On the Confederate side, several southern states placed monuments on Gettysburg’s hallowed ground- mostly located on the western side near Seminary Ridge. Virginia, North Carolina, and Tennessee have memorials here, but the most elegant one is the Louisiana State Monument. Created by famed sculptor Donald De Lue, it is named “Peace and Memory” and was dedicated in 1971.

The statue portrays a wounded New Orleans gunner with the spirit of the confederacy dancing overhead while blowing a trumpet and holding a flaming cannon ball. But the tree that supports the symbolic feature has two trunks, recognizing both northern and southern sacrifices. The Louisiana Monument is an evocative work of art.
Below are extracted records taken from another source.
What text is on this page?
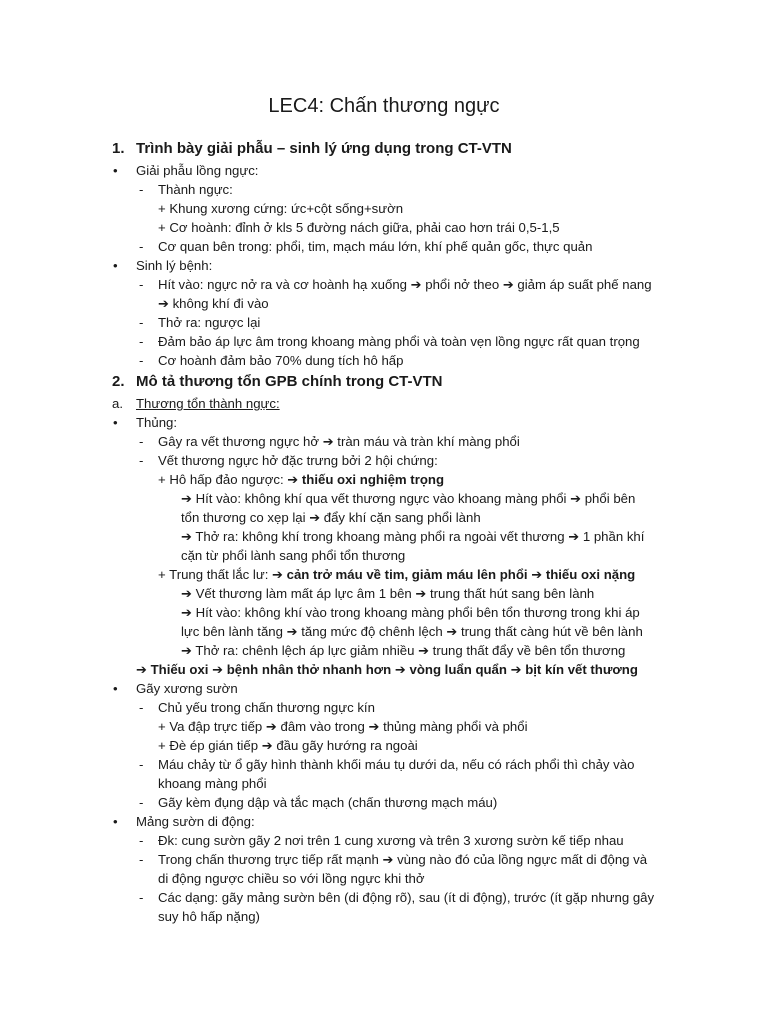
LEC4: Chấn thương ngực
1. Trình bày giải phẫu – sinh lý ứng dụng trong CT-VTN
• Giải phẫu lồng ngực:
- Thành ngực:
+ Khung xương cứng: ức+cột sống+sườn
+ Cơ hoành: đỉnh ở kls 5 đường nách giữa, phải cao hơn trái 0,5-1,5
- Cơ quan bên trong: phổi, tim, mạch máu lớn, khí phế quản gốc, thực quản
• Sinh lý bệnh:
- Hít vào: ngực nở ra và cơ hoành hạ xuống ➔ phổi nở theo ➔ giảm áp suất phế nang
➔ không khí đi vào
- Thở ra: ngược lại
- Đảm bảo áp lực âm trong khoang màng phổi và toàn vẹn lồng ngực rất quan trọng
- Cơ hoành đảm bảo 70% dung tích hô hấp
2. Mô tả thương tổn GPB chính trong CT-VTN
a. Thương tổn thành ngực:
• Thủng:
- Gây ra vết thương ngực hở ➔ tràn máu và tràn khí màng phổi
- Vết thương ngực hở đặc trưng bởi 2 hội chứng:
+ Hô hấp đảo ngược: ➔ thiếu oxi nghiệm trọng
➔ Hít vào: không khí qua vết thương ngực vào khoang màng phổi ➔ phổi bên
tổn thương co xẹp lại ➔ đẩy khí cặn sang phổi lành
➔ Thở ra: không khí trong khoang màng phổi ra ngoài vết thương ➔ 1 phần khí
cặn từ phổi lành sang phổi tổn thương
+ Trung thất lắc lư: ➔ cản trở máu về tim, giảm máu lên phổi ➔ thiếu oxi nặng
➔ Vết thương làm mất áp lực âm 1 bên ➔ trung thất hút sang bên lành
➔ Hít vào: không khí vào trong khoang màng phổi bên tổn thương trong khi áp
lực bên lành tăng ➔ tăng mức độ chênh lệch ➔ trung thất càng hút về bên lành
➔ Thở ra: chênh lệch áp lực giảm nhiều ➔ trung thất đẩy về bên tổn thương
➔ Thiếu oxi ➔ bệnh nhân thở nhanh hơn ➔ vòng luẩn quẩn ➔ bịt kín vết thương
• Gãy xương sườn
- Chủ yếu trong chấn thương ngực kín
+ Va đập trực tiếp ➔ đâm vào trong ➔ thủng màng phổi và phổi
+ Đè ép gián tiếp ➔ đầu gãy hướng ra ngoài
- Máu chảy từ ổ gãy hình thành khối máu tụ dưới da, nếu có rách phổi thì chảy vào
khoang màng phổi
- Gãy kèm đụng dập và tắc mạch (chấn thương mạch máu)
• Mảng sườn di động:
- Đk: cung sườn gãy 2 nơi trên 1 cung xương và trên 3 xương sườn kế tiếp nhau
- Trong chấn thương trực tiếp rất mạnh ➔ vùng nào đó của lồng ngực mất di động và
di động ngược chiều so với lồng ngực khi thở
- Các dạng: gãy mảng sườn bên (di động rõ), sau (ít di động), trước (ít gặp nhưng gây
suy hô hấp nặng)
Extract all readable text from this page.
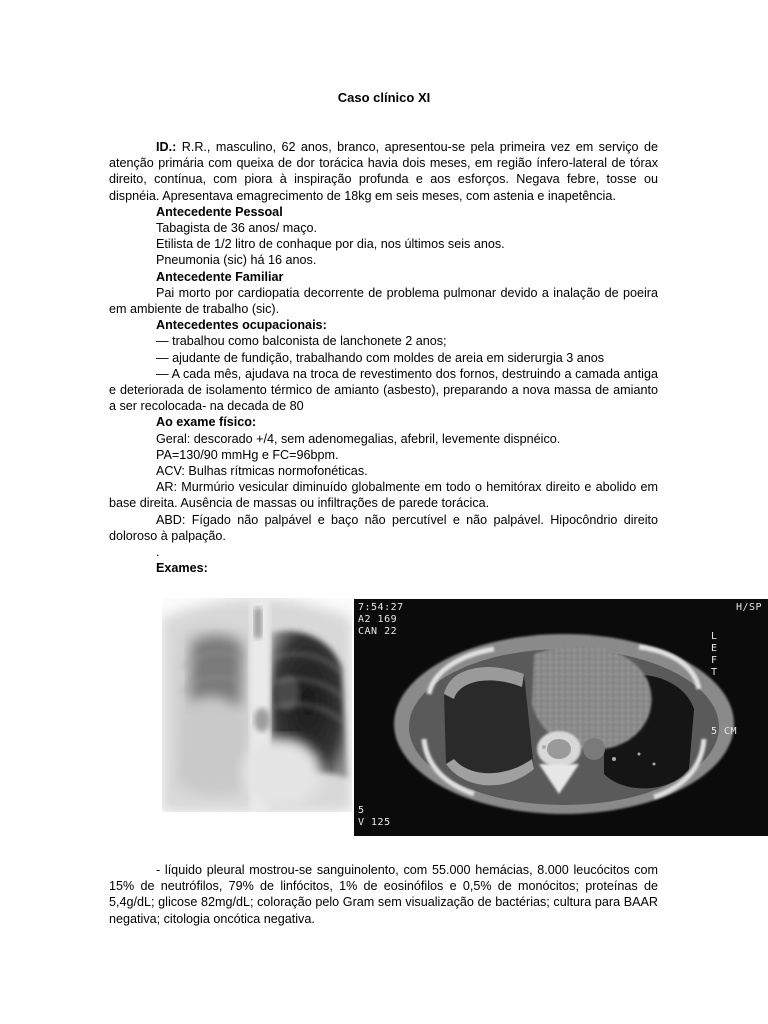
Caso clínico XI

ID.: R.R., masculino, 62 anos, branco, apresentou-se pela primeira vez em serviço de atenção primária com queixa de dor torácica havia dois meses, em região ínfero-lateral de tórax direito, contínua, com piora à inspiração profunda e aos esforços. Negava febre, tosse ou dispnéia. Apresentava emagrecimento de 18kg em seis meses, com astenia e inapetência.

Antecedente Pessoal

Tabagista de 36 anos/ maço.

Etilista de 1/2 litro de conhaque por dia, nos últimos seis anos.

Pneumonia (sic) há 16 anos.

Antecedente Familiar

Pai morto por cardiopatia decorrente de problema pulmonar devido a inalação de poeira em ambiente de trabalho (sic).

Antecedentes ocupacionais:

— trabalhou como balconista de lanchonete 2 anos;

— ajudante de fundição, trabalhando com moldes de areia em siderurgia 3 anos

— A cada mês, ajudava na troca de revestimento dos fornos, destruindo a camada antiga e deteriorada de isolamento térmico de amianto (asbesto), preparando a nova massa de amianto a ser recolocada- na decada de 80

Ao exame físico:

Geral: descorado +/4, sem adenomegalias, afebril, levemente dispnéico.

PA=130/90 mmHg e FC=96bpm.

ACV: Bulhas rítmicas normofonéticas.

AR: Murmúrio vesicular diminuído globalmente em todo o hemitórax direito e abolido em base direita. Ausência de massas ou infiltrações de parede torácica.

ABD: Fígado não palpável e baço não percutível e não palpável. Hipocôndrio direito doloroso à palpação.

.

Exames:

7:54:27
A2 169
CAN 22
H/SP
L
E
F
T
5 CM
5
V 125

- líquido pleural mostrou-se sanguinolento, com 55.000 hemácias, 8.000 leucócitos com 15% de neutrófilos, 79% de linfócitos, 1% de eosinófilos e 0,5% de monócitos; proteínas de 5,4g/dL; glicose 82mg/dL; coloração pelo Gram sem visualização de bactérias; cultura para BAAR negativa; citologia oncótica negativa.
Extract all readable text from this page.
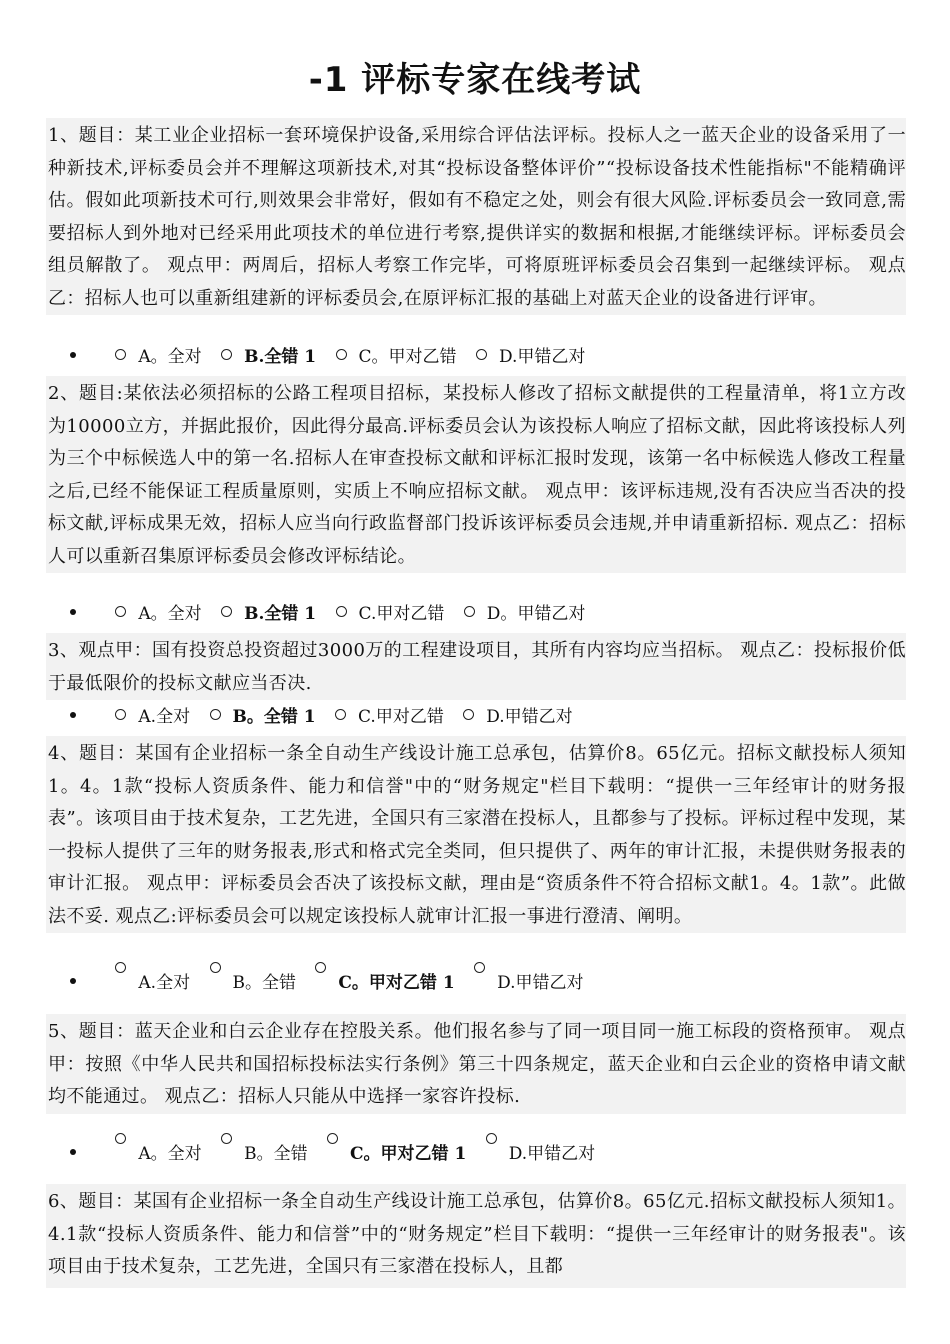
-1 评标专家在线考试
1、题目：某工业企业招标一套环境保护设备,采用综合评估法评标。投标人之一蓝天企业的设备采用了一种新技术,评标委员会并不理解这项新技术,对其“投标设备整体评价”“投标设备技术性能指标"不能精确评估。假如此项新技术可行,则效果会非常好，假如有不稳定之处，则会有很大风险.评标委员会一致同意,需要招标人到外地对已经采用此项技术的单位进行考察,提供详实的数据和根据,才能继续评标。评标委员会组员解散了。 观点甲：两周后，招标人考察工作完毕，可将原班评标委员会召集到一起继续评标。 观点乙：招标人也可以重新组建新的评标委员会,在原评标汇报的基础上对蓝天企业的设备进行评审。
A。全对 B.全错 1 C。甲对乙错 D.甲错乙对
2、题目:某依法必须招标的公路工程项目招标，某投标人修改了招标文献提供的工程量清单，将1立方改为10000立方，并据此报价，因此得分最高.评标委员会认为该投标人响应了招标文献，因此将该投标人列为三个中标候选人中的第一名.招标人在审查投标文献和评标汇报时发现，该第一名中标候选人修改工程量之后,已经不能保证工程质量原则，实质上不响应招标文献。 观点甲：该评标违规,没有否决应当否决的投标文献,评标成果无效，招标人应当向行政监督部门投诉该评标委员会违规,并申请重新招标. 观点乙：招标人可以重新召集原评标委员会修改评标结论。
A。全对 B.全错 1 C.甲对乙错 D。甲错乙对
3、观点甲：国有投资总投资超过3000万的工程建设项目，其所有内容均应当招标。 观点乙：投标报价低于最低限价的投标文献应当否决.
A.全对 B。全错 1 C.甲对乙错 D.甲错乙对
4、题目：某国有企业招标一条全自动生产线设计施工总承包，估算价8。65亿元。招标文献投标人须知1。4。1款“投标人资质条件、能力和信誉"中的“财务规定"栏目下载明：“提供一三年经审计的财务报表”。该项目由于技术复杂，工艺先进，全国只有三家潜在投标人，且都参与了投标。评标过程中发现，某一投标人提供了三年的财务报表,形式和格式完全类同，但只提供了、两年的审计汇报，未提供财务报表的审计汇报。 观点甲：评标委员会否决了该投标文献，理由是“资质条件不符合招标文献1。4。1款”。此做法不妥. 观点乙:评标委员会可以规定该投标人就审计汇报一事进行澄清、阐明。
A.全对 B。全错 C。甲对乙错 1 D.甲错乙对
5、题目：蓝天企业和白云企业存在控股关系。他们报名参与了同一项目同一施工标段的资格预审。 观点甲：按照《中华人民共和国招标投标法实行条例》第三十四条规定，蓝天企业和白云企业的资格申请文献均不能通过。 观点乙：招标人只能从中选择一家容许投标.
A。全对 B。全错 C。甲对乙错 1 D.甲错乙对
6、题目：某国有企业招标一条全自动生产线设计施工总承包，估算价8。65亿元.招标文献投标人须知1。4.1款“投标人资质条件、能力和信誉”中的“财务规定”栏目下载明：“提供一三年经审计的财务报表"。该项目由于技术复杂，工艺先进，全国只有三家潜在投标人，且都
In battlefield strategy, the high ground is always an advantageous position, and at Gettysburg that spot is Little Round Top. For modern-day visitors, this famous locale offers a panoramic view of the battlefield, with a vista of the far western mountains.

Standing atop a rocky perch here is a likeness of Gouverneur Warren, a Union General and Chief Engineer for the Army of the Potomac. Warren supposedly stood on this spot during the battle and discovered a Confederate flanking maneuver that threatened this important position. After later resigning his commission following a post-war protest, Warren was eventually buried in civilian clothes, requesting no military honors. Since General Warren faded into obscurity, this monument could also be considered a tribute to the rugged Pennsylvania landscape.

The Warren Statue at Little Round Top affords a view of the rural Pennsylvania countryside.

The most impressive monument on the battleground is fittingly the State of Pennsylvania Memorial. This 110-foot-tall granite structure is an architectural wonder, visible from points all over the battlefield. Friezes and statues decorate each side and a 500-pound “Goddess of Victory and Peace” statue, made from melted Civil War cannons, adorns the top. Completed in 1914, the monument commemorates the 34,000 Pennsylvania soldiers who fought at Gettysburg. A spiral staircase leads to the roof so visitors can enjoy an elevated 360-degree view.

As the last of the Civil War veterans faded into mortal history, a new idealistic monument was unveiled in 1938. On July 3rd, 75 years after the battle, President Franklin Roosevelt traveled to Gettysburg to dedicate the Eternal Light Peace Memorial. In attendance were 250,000 people; another 100,000 supposedly never made the ceremony due to gridlocked roads. Originally conceived for the 50th battle anniversary, this monument has relief sculptures of two women and an American eagle. An inscribed hopeful motto on the monument reads: Peace Eternal in a Nation United. Light from its natural gas flame can be seen for 20 miles.

Viewing Gettysburg monuments in modern times, it’s important to remember that these structures often reflect past traditions or selective memory- which includes regional differences, and progressive stages of ethnic diversity and racial civil rights. The memorials also symbolize ideals and opinions of long-ago individuals or organizations who originally built them- not always in sync with contemporary society’s constant march toward a more perfect union.

Despite their connections to fallible humans, the prominent positions these memorials sometimes occupy seemingly suggests they were installed not only to remember historic events but also to celebrate perfect individual character. So, how to judge past historic figures- by today’s standards or the norms of their era? No memorialized historical figure is immune to this difficult question, from Christopher Columbus, to our Founding Fathers, to Civil War Generals.

The Warren Monument at Little Round Top offers a view of the battlefield and western horizon.

Monuments sometimes romanticize war, or remind of earlier divisions. But they also hopefully serve as a stern reminder of the brutality that war inflicts on human civilizations, as well as the lessons learned about past injustices suffered by marginalized citizens. As we continuously reflect on our common heritage, the inscription on Gettysburg’s Eternal Peace Memorial is a noble ideal that guides American and world societies into the future.